What I am struggling with is where to now? She can't help me with the fear and dread every time I have to see MIL. I have so much hatred towards her, I just don't know how to 'get over it'

Does anyone please have any suggestions?
I've tried to ignore, kill with kindness etc etc but the second I see or hear her all my feelings of hate towards her come back 🤯🤯

OP’s posts: |
MajesticWol Fri 24-Jul-20 22:35:53

Why do you think the counsellor can’t help you with this?

Jessy2903 Fri 24-Jul-20 22:39:35

I asked her what now, what steps to follow and she was very blunt.
Told me it was down to me to let it go and move on, if I struggled that bad I shouldn't see her.

I feel like the last session has left me at a dead end.

Now my DH has finally seen what's she like, I really want to sort this MIL issue once and for all.

OP’s posts: |
MajesticWol Fri 24-Jul-20 22:44:41

How unhelpful. Could you see a different counsellor individually? Perhaps someone relational or person-centred rather than CBT would be most helpful. It sounds like you have a lot of pain to work through before you can ‘move on’.

Jessy2903 Sat 25-Jul-20 07:42:59

That is a good point, I figured that another therapist would just say the same, had not even considered about seeing someone different. Thank you smile

OP’s posts: |
AttilaTheMeerkat Sat 25-Jul-20 08:16:03

Interference from ILs has in part been the cause of some marriages ending.

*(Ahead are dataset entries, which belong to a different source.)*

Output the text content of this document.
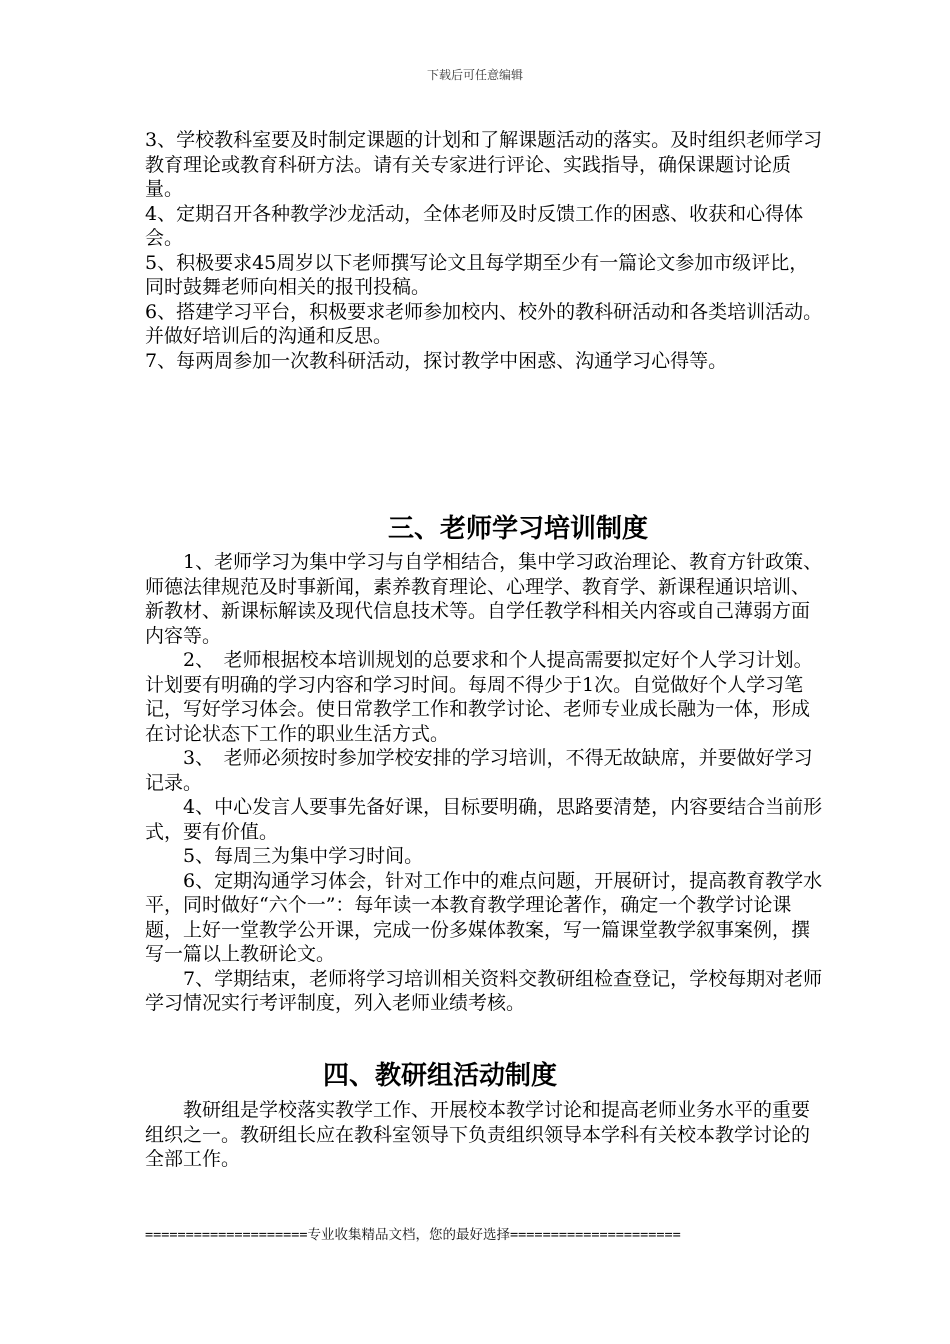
下载后可任意编辑

3、学校教科室要及时制定课题的计划和了解课题活动的落实。及时组织老师学习教育理论或教育科研方法。请有关专家进行评论、实践指导，确保课题讨论质量。

4、定期召开各种教学沙龙活动，全体老师及时反馈工作的困惑、收获和心得体会。

5、积极要求45周岁以下老师撰写论文且每学期至少有一篇论文参加市级评比，同时鼓舞老师向相关的报刊投稿。

6、搭建学习平台，积极要求老师参加校内、校外的教科研活动和各类培训活动。并做好培训后的沟通和反思。

7、每两周参加一次教科研活动，探讨教学中困惑、沟通学习心得等。

三、老师学习培训制度

1、老师学习为集中学习与自学相结合，集中学习政治理论、教育方针政策、师德法律规范及时事新闻，素养教育理论、心理学、教育学、新课程通识培训、新教材、新课标解读及现代信息技术等。自学任教学科相关内容或自己薄弱方面内容等。

2、　老师根据校本培训规划的总要求和个人提高需要拟定好个人学习计划。计划要有明确的学习内容和学习时间。每周不得少于1次。自觉做好个人学习笔记，写好学习体会。使日常教学工作和教学讨论、老师专业成长融为一体，形成在讨论状态下工作的职业生活方式。

3、　老师必须按时参加学校安排的学习培训，不得无故缺席，并要做好学习记录。

4、中心发言人要事先备好课，目标要明确，思路要清楚，内容要结合当前形式，要有价值。

5、每周三为集中学习时间。

6、定期沟通学习体会，针对工作中的难点问题，开展研讨，提高教育教学水平，同时做好“六个一”：每年读一本教育教学理论著作，确定一个教学讨论课题，上好一堂教学公开课，完成一份多媒体教案，写一篇课堂教学叙事案例，撰写一篇以上教研论文。

7、学期结束，老师将学习培训相关资料交教研组检查登记，学校每期对老师学习情况实行考评制度，列入老师业绩考核。

四、教研组活动制度

教研组是学校落实教学工作、开展校本教学讨论和提高老师业务水平的重要组织之一。教研组长应在教科室领导下负责组织领导本学科有关校本教学讨论的全部工作。

====================专业收集精品文档，您的最好选择=====================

It is not your fault that his parents are the ways they are and neither you or your DH made them that way (their own parents did that lot of damage to them). You likely came from an emotionally healthy and functional family unit yourself, your DH was clearly not as lucky. You cannot apply "normal" rules of familial interactions to people like his mother, the rule book really does go out the window when it comes to such families.

Your DH is still key here so this is not an issue either that can be resolved solely by you. What did he think of the counsellor and this session, have the scales really been lifted from his eyes re his mother and for that matter his dad?. He is still likely mired in a fear, obligation and guilt state re them and his inertia to date re his mother in particular only served to hurt him as much as you. He is perhaps still wanting their approval, approval too they will never give him.

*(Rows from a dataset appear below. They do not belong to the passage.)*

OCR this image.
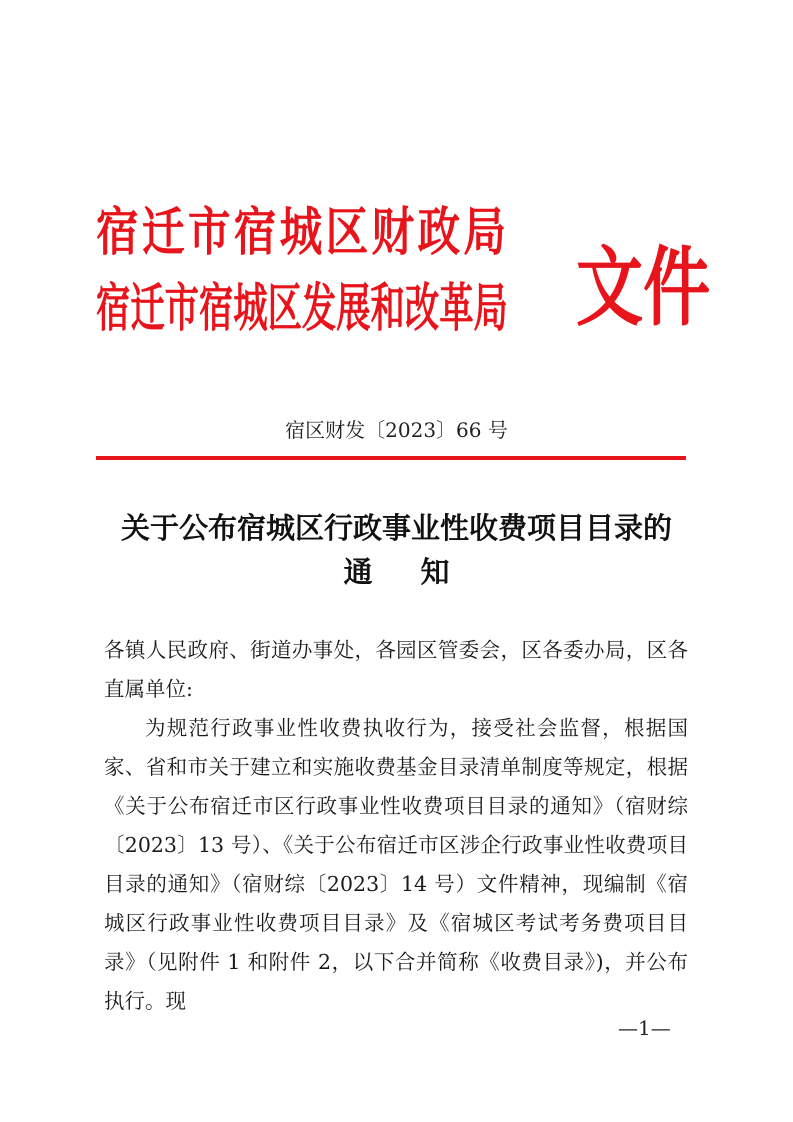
宿迁市宿城区财政局
宿迁市宿城区发展和改革局 文件
宿区财发〔2023〕66 号
关于公布宿城区行政事业性收费项目目录的
通知

各镇人民政府、街道办事处，各园区管委会，区各委办局，区各直属单位:

为规范行政事业性收费执收行为，接受社会监督，根据国家、省和市关于建立和实施收费基金目录清单制度等规定，根据《关于公布宿迁市区行政事业性收费项目目录的通知》（宿财综〔2023〕13 号）、《关于公布宿迁市区涉企行政事业性收费项目目录的通知》（宿财综〔2023〕14 号）文件精神，现编制《宿城区行政事业性收费项目目录》及《宿城区考试考务费项目目录》（见附件 1 和附件 2，以下合并简称《收费目录》)，并公布执行。现

—1—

You both need to present a united front when it comes to his parents and you need firm and consistently applied boundaries. What is and is not acceptable to you from them?. Call them out on what is not acceptable to you every single time, you must be consistent. You should be under no obligation to see either of his parents here even if your DH feels uncomfortable about it (he will then become the target of his mother's rages and he is far more afraid of her than he ever would be of you).

I would suggest you and certainly your DH continue with seeing a (BACP registered) therapist and one at that who has no familial bias about keeping families together despite the presence of mistreatment. Such people are like shoes, you need to find someone who fits in with your approach.

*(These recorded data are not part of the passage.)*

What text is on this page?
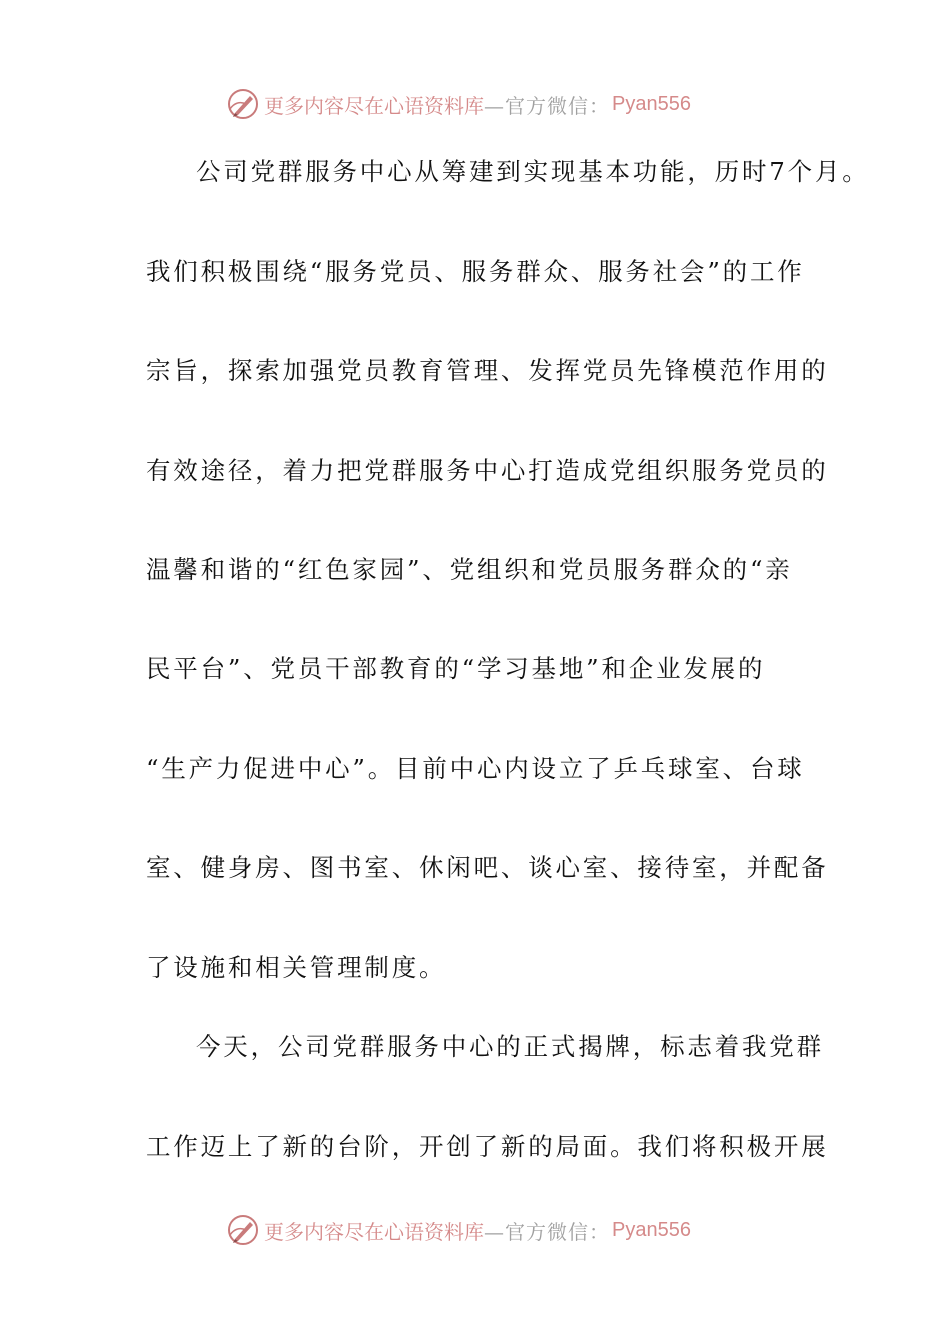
更多内容尽在心语资料库 —官方微信： Pyan556
公司党群服务中心从筹建到实现基本功能，历时7个月。
我们积极围绕“服务党员、服务群众、服务社会”的工作
宗旨，探索加强党员教育管理、发挥党员先锋模范作用的
有效途径，着力把党群服务中心打造成党组织服务党员的
温馨和谐的“红色家园”、党组织和党员服务群众的“亲
民平台”、党员干部教育的“学习基地”和企业发展的
“生产力促进中心”。目前中心内设立了乒乓球室、台球
室、健身房、图书室、休闲吧、谈心室、接待室，并配备
了设施和相关管理制度。
今天，公司党群服务中心的正式揭牌，标志着我党群
工作迈上了新的台阶，开创了新的局面。我们将积极开展
更多内容尽在心语资料库 —官方微信： Pyan556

You may also find reading "Toxic Inlaws" by Susan Forward helpful here too. He should read "Toxic Parents" by the same author.

Women like MIL always need a willing enabler to help them and that person here is his dad. Like his father, your DH has further enabled his mum's bad behaviour towards you (btw she would have acted the same regardless of whom he married) by throwing you under the bus out of self preservation and want of a quiet life. He may well not have your back here even now.

Jessy2903 Sat 25-Jul-20 09:10:52

@AttilaTheMeerkat Wow! This is seriously spot on! Thank you so much.
DH has certainly changed towards his mum recently, even called her manipulative which I never thought he would see so he's defo realising.

I'm going to order the books now! Thank you so much!

OP’s posts: |
Aussiebean Sat 25-Jul-20 10:48:28

Now you decide on your personal boundaries, what you will and won’t do/accept and come up with a plan with you dh and therapist.

This therapist or another depending on how you think they will be able to help you.

threesecrets Sat 25-Jul-20 17:20:28

My mother in law is horrible so I understand. People are so quick so say that no one gets on with their MIL etc but that's not true. What sort of things has she done?